Nel romanzo della coreana Han Kang, «La vegetariana» (Adelphi), Man Booker International Prize, storia di una donna che rifiuta la carne. Niente sarà più come prima
di IDA BOZZI
Una scelta minuscola di libertà può far deragliare molte vite, o illuminarle. Il libro La vegetariana, vincitore del Man Booker International Prize, della coreana Han Kang (Adelphi, ma la traduzione di Milena Zemira Ciccimarra è dalla versione inglese, pp. 177, e 18), racconta in quale modo. E lo fa affrontando qualcosa che, come in Bartleby, lo scrivano, di Melville, rasenta l’indicibile.
Il plot è semplice: una donna comune, borghese, Yeong-hye, decide dopo un sogno inquietante di non mangiare più carne. A questo punto l’autrice si muove in due direzioni: da una parte divide la vicenda in tre storie i cui narratori sono tre parenti della donna, e dall’altra dà al fatto di non mangiare carne — e poi, via via, più nulla — un significato sempre più radicale. Fa capire al lettore, insomma, che lo «scandalo» non è quello.
Le tre storie sono narrate dal marito, dal cognato-amante e dalla sorella di
Yeong-hye. E mostrano tre modi di rapportarsi prima ancora che alla
protagonista, alla realtà in sé. Il marito: ha sposato la donna per
opportunità sociale e per noia, è irritato dalla sua bizzarria
improvvisa solo perché infrange il ruolo codificato della consorte in
seno a una società patriarcale e tradizionale. Ma quanto è prezioso,
questo narratore, per descrivere il formale, rigido pranzo festivo della
famiglia riunita: una scena in cui il rifiuto di mangiare di Yeong-hye
autorizza violenza, torture, recriminazioni durissime, blandizie oscene,
minacce e abusi. Siamo al corpo della donna come proprietà del padre e,
tramite contratto, del marito.
L’amante: l’autrice affida la seconda narrazione al personaggio del cognato,
marito della sorella. C’è forse da aspettarsi di meglio dall’amore
romantico, per la comprensione della donna e delle sue scelte? L’uomo è
un artista, si innamora alla follia della follia di Yeong-hye ma,
ancora, il suo passaggio è così epidermico che proprio all’epidermide si
ferma. Decide di dipingere la donna, il suo corpo, letteralmente, con
una pittura floreale, le propone di immortalarla (in video) in amplessi
di ogni tipo, conduce con lei un gioco erotico narcisistico che soddisfa
il desiderio del maschio ma spinge il femminile in un isolamento sempre
più freddo, abbandonato e bamboleggiante, glaciale.
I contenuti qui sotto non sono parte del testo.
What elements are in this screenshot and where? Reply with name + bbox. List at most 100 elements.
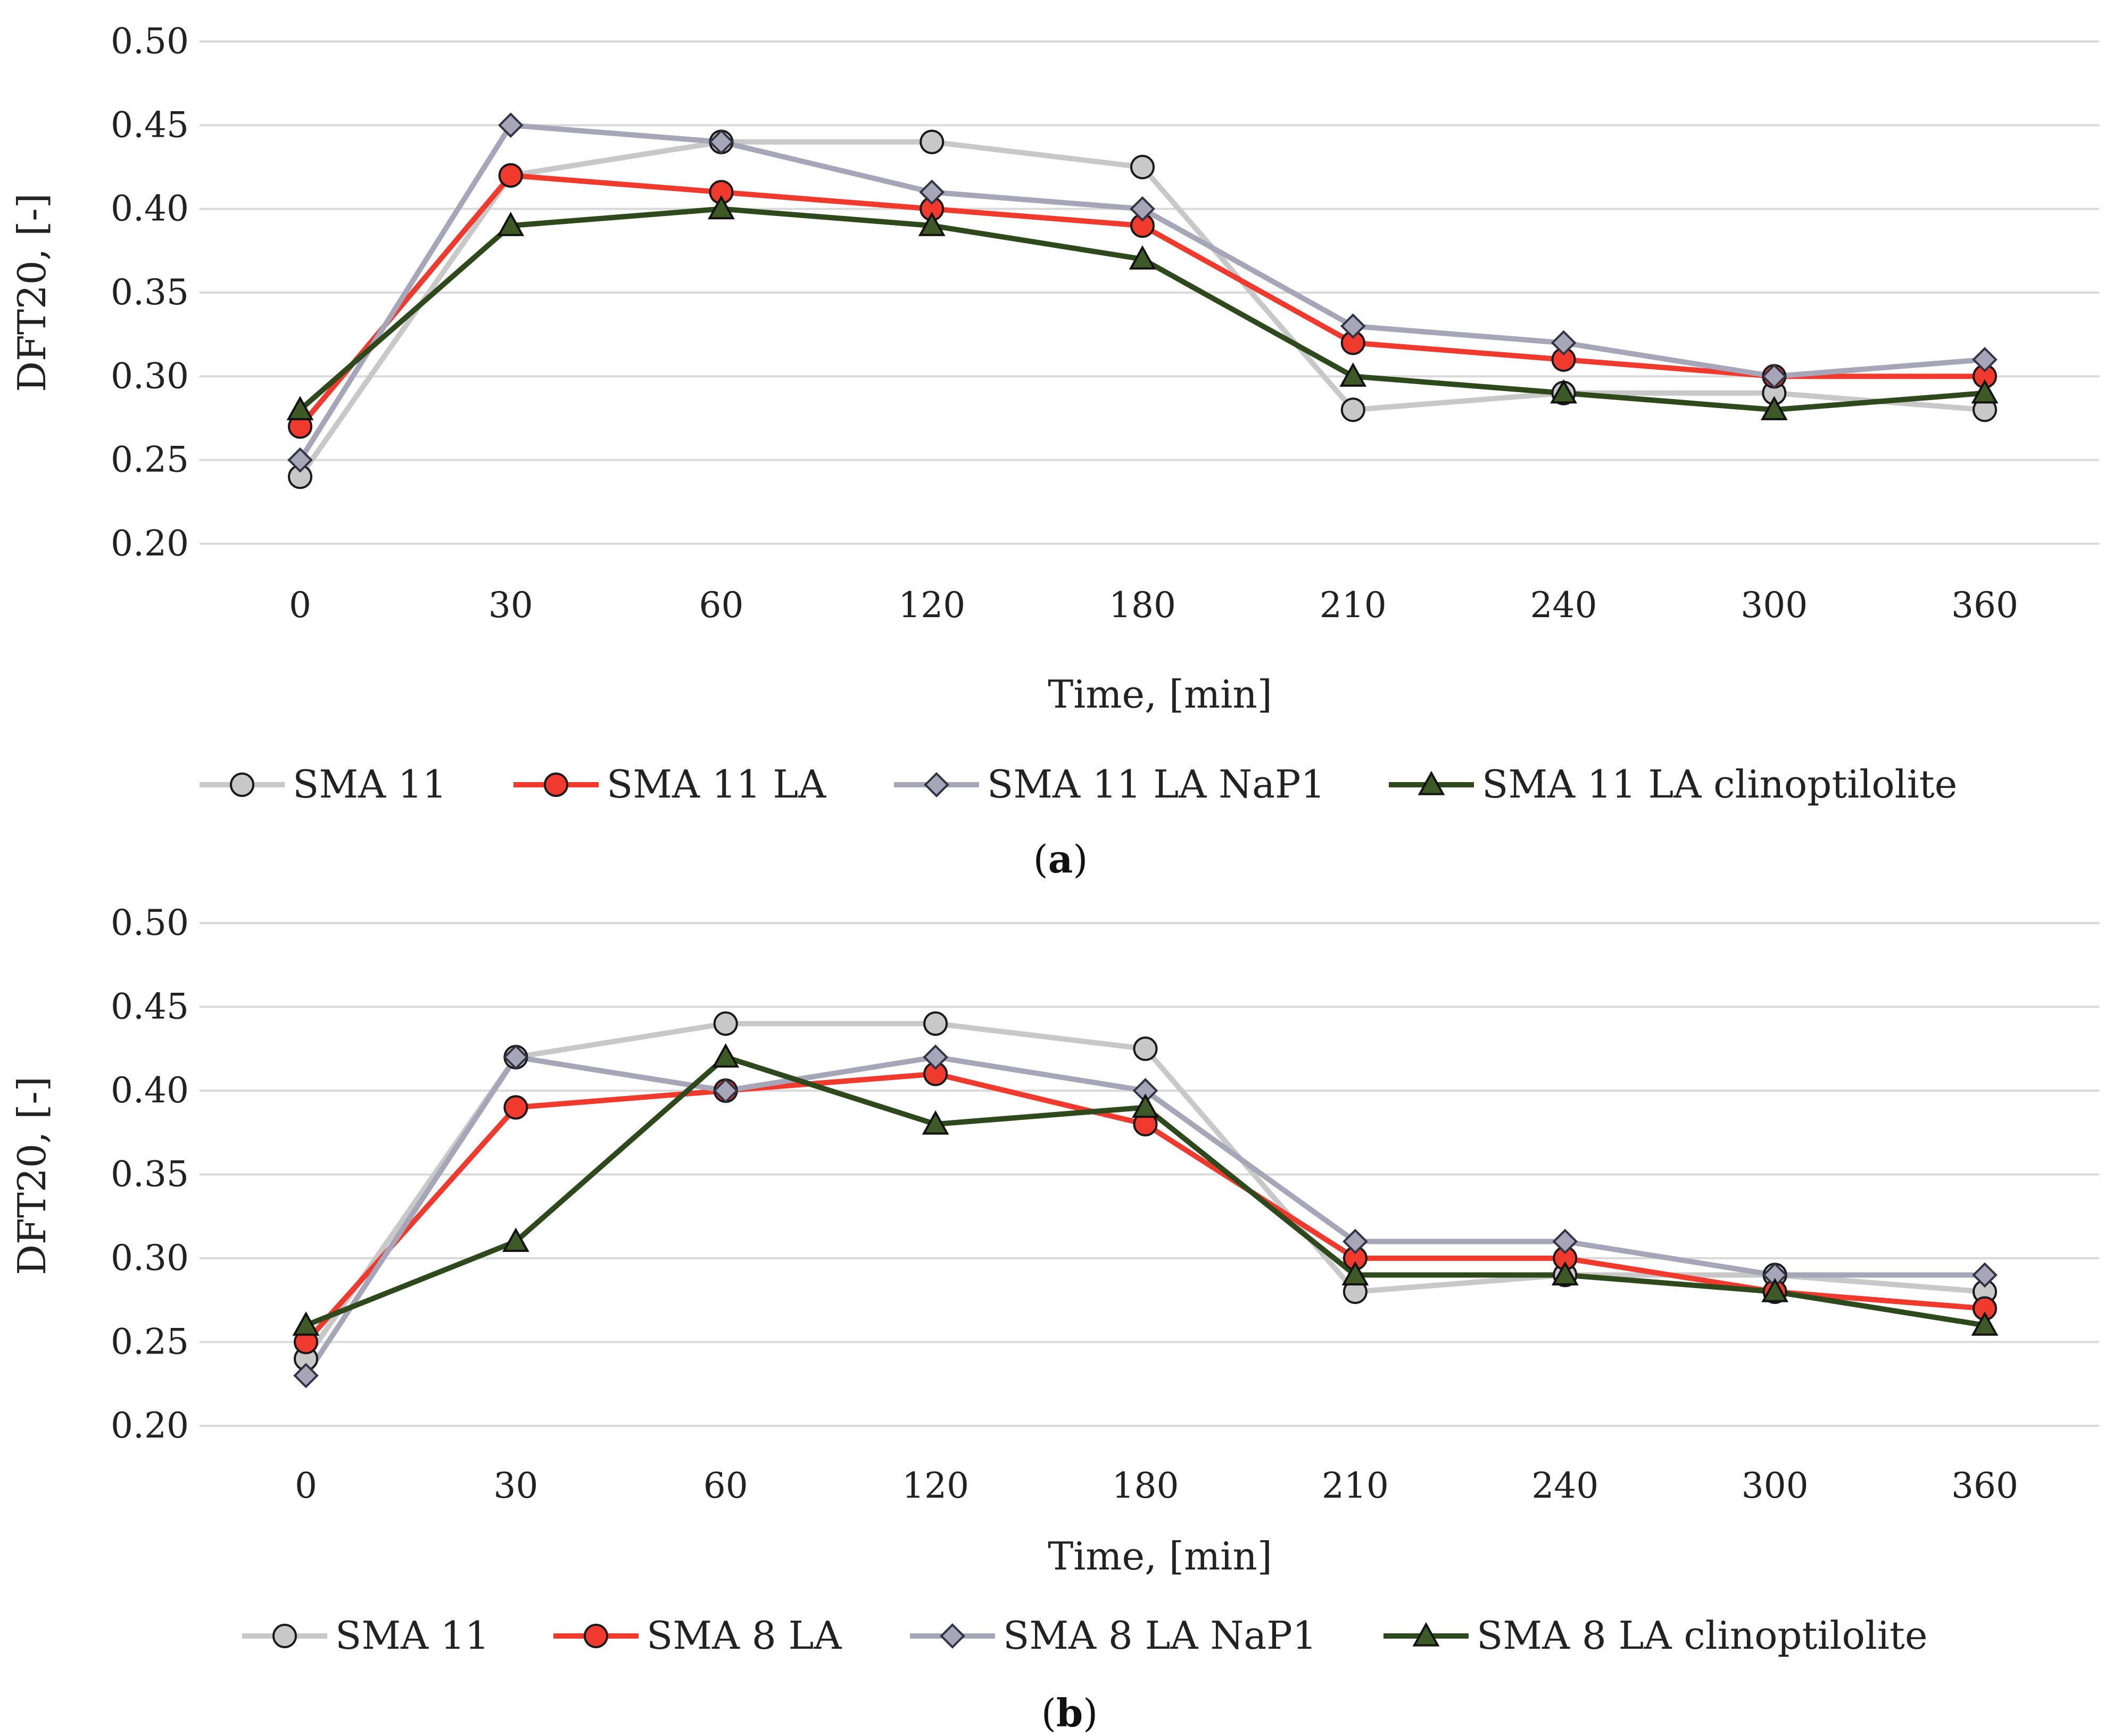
x-tick-label: 210 <box>1320 585 1387 626</box>
legend-swatch-marker <box>584 1624 608 1648</box>
legend-label: SMA 8 LA <box>647 1613 842 1658</box>
x-tick-label: 300 <box>1742 1465 1809 1506</box>
data-point-series-2 <box>287 447 313 473</box>
legend-label: SMA 11 <box>335 1613 490 1658</box>
data-point-series-3 <box>1971 379 1999 404</box>
data-point-series-2 <box>919 179 945 205</box>
data-point-series-0 <box>923 1011 948 1036</box>
data-point-series-1 <box>503 1095 528 1120</box>
x-tick-label: 300 <box>1741 585 1808 626</box>
data-point-series-3 <box>286 396 314 420</box>
legend-swatch-marker <box>230 773 254 797</box>
data-point-series-0 <box>1340 397 1365 422</box>
y-tick-label: 0.35 <box>111 272 189 313</box>
panel-caption-letter: b <box>1056 1690 1083 1735</box>
x-tick-label: 60 <box>703 1465 748 1506</box>
legend-label: SMA 11 LA NaP1 <box>987 762 1325 807</box>
data-point-series-2 <box>1972 347 1998 372</box>
data-point-series-3 <box>497 212 525 236</box>
legend-label: SMA 8 LA clinoptilolite <box>1477 1613 1927 1658</box>
x-tick-label: 360 <box>1951 585 2018 626</box>
data-point-series-3 <box>712 1043 740 1068</box>
legend-swatch-marker <box>924 772 949 798</box>
x-tick-label: 30 <box>488 585 533 626</box>
data-point-series-3 <box>1760 396 1788 420</box>
x-tick-label: 180 <box>1109 585 1176 626</box>
y-tick-label: 0.30 <box>111 1237 189 1278</box>
panel-caption-letter: a <box>1048 836 1073 882</box>
y-tick-label: 0.20 <box>111 1405 189 1446</box>
legend-swatch-marker <box>1412 1622 1440 1647</box>
x-tick-label: 120 <box>902 1465 969 1506</box>
data-point-series-3 <box>1341 1261 1369 1286</box>
legend-label: SMA 11 LA <box>607 762 826 807</box>
data-point-series-0 <box>919 129 944 154</box>
data-point-series-2 <box>1340 313 1366 339</box>
data-point-series-2 <box>712 1078 739 1103</box>
y-axis-title: DFT20, [-] <box>10 1076 54 1275</box>
data-point-series-2 <box>1343 1228 1368 1255</box>
data-point-series-2 <box>708 129 734 155</box>
y-tick-label: 0.30 <box>111 355 189 396</box>
x-tick-label: 60 <box>699 585 744 626</box>
data-point-series-3 <box>1551 1261 1579 1286</box>
x-tick-label: 240 <box>1531 1465 1598 1506</box>
x-tick-label: 0 <box>295 1465 317 1506</box>
legend-label: SMA 11 LA clinoptilolite <box>1482 762 1957 807</box>
data-point-series-3 <box>1761 1277 1789 1302</box>
data-point-series-3 <box>1132 1093 1159 1118</box>
data-point-series-2 <box>498 112 524 138</box>
data-point-series-0 <box>1130 155 1155 179</box>
series-line-0 <box>303 1021 1985 1360</box>
y-tick-label: 0.40 <box>111 1070 189 1111</box>
y-tick-label: 0.25 <box>111 439 189 480</box>
y-axis-title: DFT20, [-] <box>10 193 54 392</box>
x-tick-label: 240 <box>1530 585 1597 626</box>
chart-a: 0.20 0.25 0.30 0.35 0.40 0.45 0.50 0 30 60 120 180 2… <box>10 21 2099 882</box>
x-axis-title: Time, [min] <box>1048 1534 1272 1579</box>
data-point-series-2 <box>923 1044 948 1070</box>
legend-swatch-marker <box>544 773 568 797</box>
chart-b: 0.20 0.25 0.30 0.35 0.40 0.45 0.50 0 30 60 120 180 2… <box>10 902 2099 1735</box>
data-point-series-2 <box>1551 330 1577 356</box>
data-point-series-2 <box>293 1363 319 1389</box>
data-point-series-2 <box>503 1044 529 1070</box>
y-tick-label: 0.50 <box>111 902 189 943</box>
x-axis-title: Time, [min] <box>1048 672 1272 717</box>
data-point-series-3 <box>1339 362 1367 387</box>
y-tick-label: 0.20 <box>111 523 189 564</box>
y-tick-label: 0.40 <box>111 188 189 229</box>
data-point-series-2 <box>1761 363 1787 389</box>
y-tick-label: 0.50 <box>111 21 189 62</box>
x-tick-label: 210 <box>1322 1465 1389 1506</box>
y-tick-label: 0.45 <box>111 986 189 1027</box>
data-point-series-3 <box>502 1227 529 1252</box>
legend-label: SMA 11 <box>293 762 447 807</box>
x-tick-label: 30 <box>493 1465 538 1506</box>
data-point-series-3 <box>708 195 735 220</box>
y-tick-label: 0.45 <box>111 104 189 145</box>
y-tick-label: 0.35 <box>111 1154 189 1195</box>
legend-swatch-marker <box>272 1624 297 1648</box>
x-tick-label: 0 <box>289 585 311 626</box>
data-point-series-2 <box>1130 196 1155 222</box>
x-tick-label: 360 <box>1951 1465 2018 1506</box>
legend-label: SMA 8 LA NaP1 <box>1003 1613 1317 1658</box>
panel-caption: (a) <box>1033 836 1088 882</box>
data-point-series-2 <box>1552 1228 1578 1255</box>
panel-caption: (b) <box>1041 1690 1098 1735</box>
series-line-0 <box>297 139 1985 478</box>
data-point-series-0 <box>1133 1036 1158 1061</box>
data-point-series-1 <box>498 163 523 188</box>
data-point-series-3 <box>1550 379 1577 404</box>
legend-swatch-marker <box>1418 770 1445 795</box>
legend-swatch-marker <box>940 1623 965 1649</box>
data-point-series-3 <box>292 1311 320 1336</box>
data-point-series-3 <box>922 1110 949 1135</box>
x-tick-label: 180 <box>1112 1465 1179 1506</box>
x-tick-label: 120 <box>898 585 965 626</box>
data-point-series-3 <box>1129 245 1156 270</box>
series-line-3 <box>298 206 1985 413</box>
data-point-series-2 <box>1972 1262 1998 1288</box>
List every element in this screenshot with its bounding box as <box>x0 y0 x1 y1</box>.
Come un vegetale,
come un albero: ed è proprio all’«albero Yeong-hye», in fin di vita in
ospedale, senza più interesse al cibo della carne, oltre che alla carne
come cibo, che si accosta l’ultima narratrice.
La sorella: moglie dell’artista, è l’unica a cercar di capire Yeong-hye
nella sua ormai decisa autodistruzione o affermazione. Ma sebbene il
tentativo sia il più affettuoso e intimo, ora anche l’affetto è poca
cosa, buona solo a risolvere i conflitti interiori della sorella
lasciando intatto il dramma cosmico, sovraindividuale, di Yeong-hye.
Resta impressa a lungo, con l’evocazione del buddismo e della sua
impermanenza, l’immagine di Yeong-hye che tenta di trasformarsi in un
albero mettendosi a testa in giù nei corridoi del manicomio. È
straziante che non ci riesca.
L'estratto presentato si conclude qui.